Adapted from Robert Whitcomb's "Digital Diary,'' in GoLocal2.com
The Sackler drug-fortune family, whose total wealth is estimated at around $15 billion, recalls the over-the-top Balzac line that “behind every great fortune is a great crime.’’ Theirs was to help create the opioid epidemic.
The Sacklers are the status-obsessed clan that puts its name in large letters on bronze and other fancy signs announcing members’ gifts to already rich museums and colleges and universities (including New England Ivy League schools) to affirm their membership in the social/mercantile aristocracy.
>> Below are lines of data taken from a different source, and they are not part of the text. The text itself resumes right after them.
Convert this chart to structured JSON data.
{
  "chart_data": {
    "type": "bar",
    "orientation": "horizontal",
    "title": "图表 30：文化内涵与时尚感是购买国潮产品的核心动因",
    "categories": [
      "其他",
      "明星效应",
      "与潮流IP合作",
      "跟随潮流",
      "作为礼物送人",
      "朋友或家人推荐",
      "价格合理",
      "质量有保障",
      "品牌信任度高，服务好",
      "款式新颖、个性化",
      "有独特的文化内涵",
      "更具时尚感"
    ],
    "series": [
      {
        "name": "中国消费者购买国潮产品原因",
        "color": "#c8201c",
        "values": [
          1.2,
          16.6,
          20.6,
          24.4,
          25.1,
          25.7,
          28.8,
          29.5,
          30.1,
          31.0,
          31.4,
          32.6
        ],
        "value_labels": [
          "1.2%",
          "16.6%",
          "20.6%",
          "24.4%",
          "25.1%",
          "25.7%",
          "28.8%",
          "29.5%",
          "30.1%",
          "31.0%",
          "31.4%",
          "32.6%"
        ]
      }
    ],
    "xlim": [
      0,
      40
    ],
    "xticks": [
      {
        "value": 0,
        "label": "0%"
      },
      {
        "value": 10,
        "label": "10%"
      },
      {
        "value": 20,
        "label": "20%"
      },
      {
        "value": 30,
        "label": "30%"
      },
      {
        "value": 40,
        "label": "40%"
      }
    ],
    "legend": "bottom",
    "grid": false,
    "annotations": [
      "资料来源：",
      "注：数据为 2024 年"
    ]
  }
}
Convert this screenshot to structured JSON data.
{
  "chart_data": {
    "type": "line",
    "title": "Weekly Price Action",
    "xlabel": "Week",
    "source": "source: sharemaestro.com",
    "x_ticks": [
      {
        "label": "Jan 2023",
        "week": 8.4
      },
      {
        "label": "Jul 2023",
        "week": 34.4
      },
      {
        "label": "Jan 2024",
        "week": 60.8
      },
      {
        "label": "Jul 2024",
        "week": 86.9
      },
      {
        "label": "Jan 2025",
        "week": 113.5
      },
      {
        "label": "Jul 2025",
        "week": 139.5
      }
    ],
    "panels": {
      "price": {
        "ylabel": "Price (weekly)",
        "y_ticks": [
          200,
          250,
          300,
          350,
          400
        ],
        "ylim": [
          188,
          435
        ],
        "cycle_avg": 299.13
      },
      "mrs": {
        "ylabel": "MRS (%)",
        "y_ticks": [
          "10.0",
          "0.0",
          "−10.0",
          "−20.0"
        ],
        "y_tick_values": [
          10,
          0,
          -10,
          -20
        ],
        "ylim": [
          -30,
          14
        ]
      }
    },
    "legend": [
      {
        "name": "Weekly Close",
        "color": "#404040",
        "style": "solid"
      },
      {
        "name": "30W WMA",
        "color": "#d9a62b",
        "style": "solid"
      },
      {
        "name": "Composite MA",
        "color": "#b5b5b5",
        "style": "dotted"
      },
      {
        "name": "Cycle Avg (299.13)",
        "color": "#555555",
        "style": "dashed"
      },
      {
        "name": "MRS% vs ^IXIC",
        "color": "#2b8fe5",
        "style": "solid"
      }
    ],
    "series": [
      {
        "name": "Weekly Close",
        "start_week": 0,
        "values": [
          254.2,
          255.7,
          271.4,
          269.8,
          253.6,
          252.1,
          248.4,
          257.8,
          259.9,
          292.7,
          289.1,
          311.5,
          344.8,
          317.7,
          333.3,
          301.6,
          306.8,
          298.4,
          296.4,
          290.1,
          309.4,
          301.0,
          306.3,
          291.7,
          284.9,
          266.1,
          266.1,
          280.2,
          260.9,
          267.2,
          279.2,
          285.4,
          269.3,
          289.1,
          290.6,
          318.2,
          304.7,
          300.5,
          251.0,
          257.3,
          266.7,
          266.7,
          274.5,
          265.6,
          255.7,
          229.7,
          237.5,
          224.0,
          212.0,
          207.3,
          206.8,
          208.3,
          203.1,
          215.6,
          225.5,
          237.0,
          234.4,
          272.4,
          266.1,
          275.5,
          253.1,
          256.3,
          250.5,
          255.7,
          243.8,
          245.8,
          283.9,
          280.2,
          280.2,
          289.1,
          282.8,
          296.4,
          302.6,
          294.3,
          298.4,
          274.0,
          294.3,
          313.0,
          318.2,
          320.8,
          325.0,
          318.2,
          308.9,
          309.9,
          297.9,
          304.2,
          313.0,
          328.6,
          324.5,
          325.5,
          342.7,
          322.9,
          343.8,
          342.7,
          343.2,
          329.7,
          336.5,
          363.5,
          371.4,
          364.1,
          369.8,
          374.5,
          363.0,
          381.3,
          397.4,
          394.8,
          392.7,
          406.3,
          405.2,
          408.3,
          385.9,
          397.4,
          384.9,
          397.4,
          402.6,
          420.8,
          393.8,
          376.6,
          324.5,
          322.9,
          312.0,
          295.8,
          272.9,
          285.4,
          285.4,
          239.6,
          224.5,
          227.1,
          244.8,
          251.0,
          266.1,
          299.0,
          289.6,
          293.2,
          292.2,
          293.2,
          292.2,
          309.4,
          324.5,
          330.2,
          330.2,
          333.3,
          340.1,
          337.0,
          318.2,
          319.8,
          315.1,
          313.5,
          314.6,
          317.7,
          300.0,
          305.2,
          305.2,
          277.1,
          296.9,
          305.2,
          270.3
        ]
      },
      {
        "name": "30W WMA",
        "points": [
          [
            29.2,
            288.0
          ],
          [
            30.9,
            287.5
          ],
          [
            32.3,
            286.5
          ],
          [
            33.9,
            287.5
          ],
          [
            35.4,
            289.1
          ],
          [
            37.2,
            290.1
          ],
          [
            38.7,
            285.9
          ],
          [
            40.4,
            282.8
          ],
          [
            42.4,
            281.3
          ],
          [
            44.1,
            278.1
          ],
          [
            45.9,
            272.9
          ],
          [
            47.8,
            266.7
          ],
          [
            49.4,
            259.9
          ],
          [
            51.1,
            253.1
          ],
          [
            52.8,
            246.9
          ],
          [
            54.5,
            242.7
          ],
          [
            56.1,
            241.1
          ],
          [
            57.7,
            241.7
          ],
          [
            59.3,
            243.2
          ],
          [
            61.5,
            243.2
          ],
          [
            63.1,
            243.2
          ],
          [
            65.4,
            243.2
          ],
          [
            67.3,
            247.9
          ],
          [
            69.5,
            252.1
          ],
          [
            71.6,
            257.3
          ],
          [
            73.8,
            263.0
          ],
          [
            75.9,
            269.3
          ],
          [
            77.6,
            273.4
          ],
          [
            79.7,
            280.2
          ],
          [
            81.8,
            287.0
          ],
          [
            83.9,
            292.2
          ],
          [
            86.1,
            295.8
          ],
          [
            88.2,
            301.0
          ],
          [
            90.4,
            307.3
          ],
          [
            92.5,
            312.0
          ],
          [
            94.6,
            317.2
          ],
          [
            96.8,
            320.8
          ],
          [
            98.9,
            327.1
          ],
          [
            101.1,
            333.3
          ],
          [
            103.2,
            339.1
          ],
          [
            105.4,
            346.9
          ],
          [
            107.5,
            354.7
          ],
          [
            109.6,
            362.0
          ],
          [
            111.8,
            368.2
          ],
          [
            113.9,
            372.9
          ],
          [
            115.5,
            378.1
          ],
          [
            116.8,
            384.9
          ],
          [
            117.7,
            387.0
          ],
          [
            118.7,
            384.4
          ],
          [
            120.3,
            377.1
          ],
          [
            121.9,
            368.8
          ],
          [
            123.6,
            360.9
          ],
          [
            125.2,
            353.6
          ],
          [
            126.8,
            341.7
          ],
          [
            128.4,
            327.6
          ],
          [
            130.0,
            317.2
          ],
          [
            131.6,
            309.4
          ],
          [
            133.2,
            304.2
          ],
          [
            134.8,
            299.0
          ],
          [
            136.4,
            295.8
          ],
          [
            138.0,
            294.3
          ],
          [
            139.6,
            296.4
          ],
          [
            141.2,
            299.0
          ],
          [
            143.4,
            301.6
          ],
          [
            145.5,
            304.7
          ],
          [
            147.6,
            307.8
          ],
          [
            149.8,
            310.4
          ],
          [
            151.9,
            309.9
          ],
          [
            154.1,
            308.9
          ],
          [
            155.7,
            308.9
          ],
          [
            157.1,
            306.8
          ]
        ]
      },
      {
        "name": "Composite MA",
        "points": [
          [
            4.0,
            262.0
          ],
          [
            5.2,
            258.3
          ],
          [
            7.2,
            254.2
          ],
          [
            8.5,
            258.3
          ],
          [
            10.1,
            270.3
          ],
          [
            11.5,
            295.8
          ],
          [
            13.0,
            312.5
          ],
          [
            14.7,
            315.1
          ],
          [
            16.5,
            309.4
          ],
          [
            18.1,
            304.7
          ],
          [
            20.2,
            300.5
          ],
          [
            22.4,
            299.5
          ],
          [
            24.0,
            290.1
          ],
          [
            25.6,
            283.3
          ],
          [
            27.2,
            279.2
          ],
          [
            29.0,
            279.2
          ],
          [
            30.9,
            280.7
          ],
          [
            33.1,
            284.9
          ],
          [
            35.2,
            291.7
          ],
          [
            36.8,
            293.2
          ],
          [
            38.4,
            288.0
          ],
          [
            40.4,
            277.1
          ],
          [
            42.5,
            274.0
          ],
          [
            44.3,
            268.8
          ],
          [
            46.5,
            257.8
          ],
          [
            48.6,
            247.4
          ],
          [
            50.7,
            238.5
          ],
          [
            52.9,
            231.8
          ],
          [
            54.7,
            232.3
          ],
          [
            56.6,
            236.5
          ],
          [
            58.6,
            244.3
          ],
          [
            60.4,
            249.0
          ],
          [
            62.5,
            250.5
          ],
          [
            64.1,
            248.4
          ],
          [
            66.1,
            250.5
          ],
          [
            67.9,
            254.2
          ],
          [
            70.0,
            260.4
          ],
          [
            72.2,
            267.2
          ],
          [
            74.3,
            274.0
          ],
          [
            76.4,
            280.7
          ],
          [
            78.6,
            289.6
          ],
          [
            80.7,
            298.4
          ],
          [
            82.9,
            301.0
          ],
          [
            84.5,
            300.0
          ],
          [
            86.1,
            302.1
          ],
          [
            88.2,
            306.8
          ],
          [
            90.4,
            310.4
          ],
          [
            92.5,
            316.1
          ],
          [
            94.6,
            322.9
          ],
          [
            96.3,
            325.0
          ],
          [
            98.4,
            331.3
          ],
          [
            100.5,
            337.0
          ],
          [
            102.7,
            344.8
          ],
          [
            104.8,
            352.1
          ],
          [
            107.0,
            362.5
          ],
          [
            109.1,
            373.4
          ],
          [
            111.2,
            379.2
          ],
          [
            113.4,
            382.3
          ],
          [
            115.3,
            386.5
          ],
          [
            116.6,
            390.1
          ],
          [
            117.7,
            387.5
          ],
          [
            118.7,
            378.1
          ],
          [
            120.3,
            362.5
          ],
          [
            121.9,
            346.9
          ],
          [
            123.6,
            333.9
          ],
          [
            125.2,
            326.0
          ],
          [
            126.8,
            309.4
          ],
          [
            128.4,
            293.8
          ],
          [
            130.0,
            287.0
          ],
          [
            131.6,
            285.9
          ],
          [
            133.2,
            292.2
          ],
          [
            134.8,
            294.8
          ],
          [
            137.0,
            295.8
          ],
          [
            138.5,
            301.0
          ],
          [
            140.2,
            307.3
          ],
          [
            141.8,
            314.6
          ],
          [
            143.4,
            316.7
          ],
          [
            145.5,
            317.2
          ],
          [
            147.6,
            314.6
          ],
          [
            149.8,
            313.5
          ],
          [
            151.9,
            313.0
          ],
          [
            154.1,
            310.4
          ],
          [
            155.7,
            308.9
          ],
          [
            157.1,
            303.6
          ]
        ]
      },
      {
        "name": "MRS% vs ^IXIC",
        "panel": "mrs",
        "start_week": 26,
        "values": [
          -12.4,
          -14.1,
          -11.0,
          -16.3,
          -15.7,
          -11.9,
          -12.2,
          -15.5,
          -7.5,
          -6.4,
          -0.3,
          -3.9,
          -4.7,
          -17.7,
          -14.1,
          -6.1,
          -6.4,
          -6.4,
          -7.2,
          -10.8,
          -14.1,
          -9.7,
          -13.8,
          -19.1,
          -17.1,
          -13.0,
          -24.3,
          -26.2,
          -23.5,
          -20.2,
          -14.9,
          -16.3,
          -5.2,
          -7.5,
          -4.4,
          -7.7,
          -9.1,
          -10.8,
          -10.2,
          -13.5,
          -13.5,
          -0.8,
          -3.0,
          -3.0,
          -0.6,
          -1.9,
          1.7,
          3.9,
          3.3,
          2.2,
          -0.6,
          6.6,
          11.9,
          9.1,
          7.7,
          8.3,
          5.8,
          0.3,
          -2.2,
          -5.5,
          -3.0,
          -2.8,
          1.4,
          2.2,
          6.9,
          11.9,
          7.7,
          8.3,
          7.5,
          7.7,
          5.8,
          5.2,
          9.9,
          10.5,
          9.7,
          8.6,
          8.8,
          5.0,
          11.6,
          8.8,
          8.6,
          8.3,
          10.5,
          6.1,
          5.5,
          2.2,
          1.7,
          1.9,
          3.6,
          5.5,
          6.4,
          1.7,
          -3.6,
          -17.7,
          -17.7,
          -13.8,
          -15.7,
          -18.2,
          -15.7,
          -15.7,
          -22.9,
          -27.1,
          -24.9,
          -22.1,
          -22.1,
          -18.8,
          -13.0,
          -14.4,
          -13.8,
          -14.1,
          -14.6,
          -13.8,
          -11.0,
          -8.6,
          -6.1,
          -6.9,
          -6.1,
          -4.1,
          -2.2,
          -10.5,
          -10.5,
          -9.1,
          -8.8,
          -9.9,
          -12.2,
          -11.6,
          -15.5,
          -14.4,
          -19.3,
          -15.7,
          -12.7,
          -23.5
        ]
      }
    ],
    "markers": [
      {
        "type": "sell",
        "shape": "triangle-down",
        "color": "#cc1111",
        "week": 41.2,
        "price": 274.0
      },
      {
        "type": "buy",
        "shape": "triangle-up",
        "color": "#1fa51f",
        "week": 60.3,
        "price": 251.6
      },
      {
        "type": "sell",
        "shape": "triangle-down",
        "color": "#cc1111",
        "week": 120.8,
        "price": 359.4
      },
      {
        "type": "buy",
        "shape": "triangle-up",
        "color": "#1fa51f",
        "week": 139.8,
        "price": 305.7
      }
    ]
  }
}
Most of their money comes from their closely held company Purdue Pharma, which hugely hyped their painkiller OyxContin to physicians and patients. Purdue lied that the opiate was remarkably safe. No. It's a menace.
The company’s outrageous marketing of OxyContin has led to massive addiction and the overdose deaths of many thousands of people.
Even before OxyContin, Arthur Sackler, one of the three brothers who bought then tiny Purdue Pharma in 1952 and then built it up in a vastly profitable behemoth, heavily and misleadingly promoted the glories of the benzodiazepine Valium when he was an ad man. Valium is also very addictive and potentially lethally dangerous. What an innovative family!
From the start, the family-held firm’s secrets to success have included (as with some members of Big Pharma) its relentless pushing of its products to physicians, with junkets to fancy places, paying doctors big fees to give very short speeches and other perks that some might simply call bribes in the world’s most avaricious health “system.’’
Instead of showing off its money with well-advertised contributions to institutions catering to the elite, the Sacklers would do far better to set up a nonprofit chain of drug-rehabilitation clinics to address the vast damage that they have done.
In a weird way, New Englanders have seen this sort of money-laundering before, when the “China Trade’’ of the late 18th and early 19th centuries earned fortunes from opium sales. Some of it ended up in (what are now called) Ivy League colleges and other prestigious institutions. Opiates forever!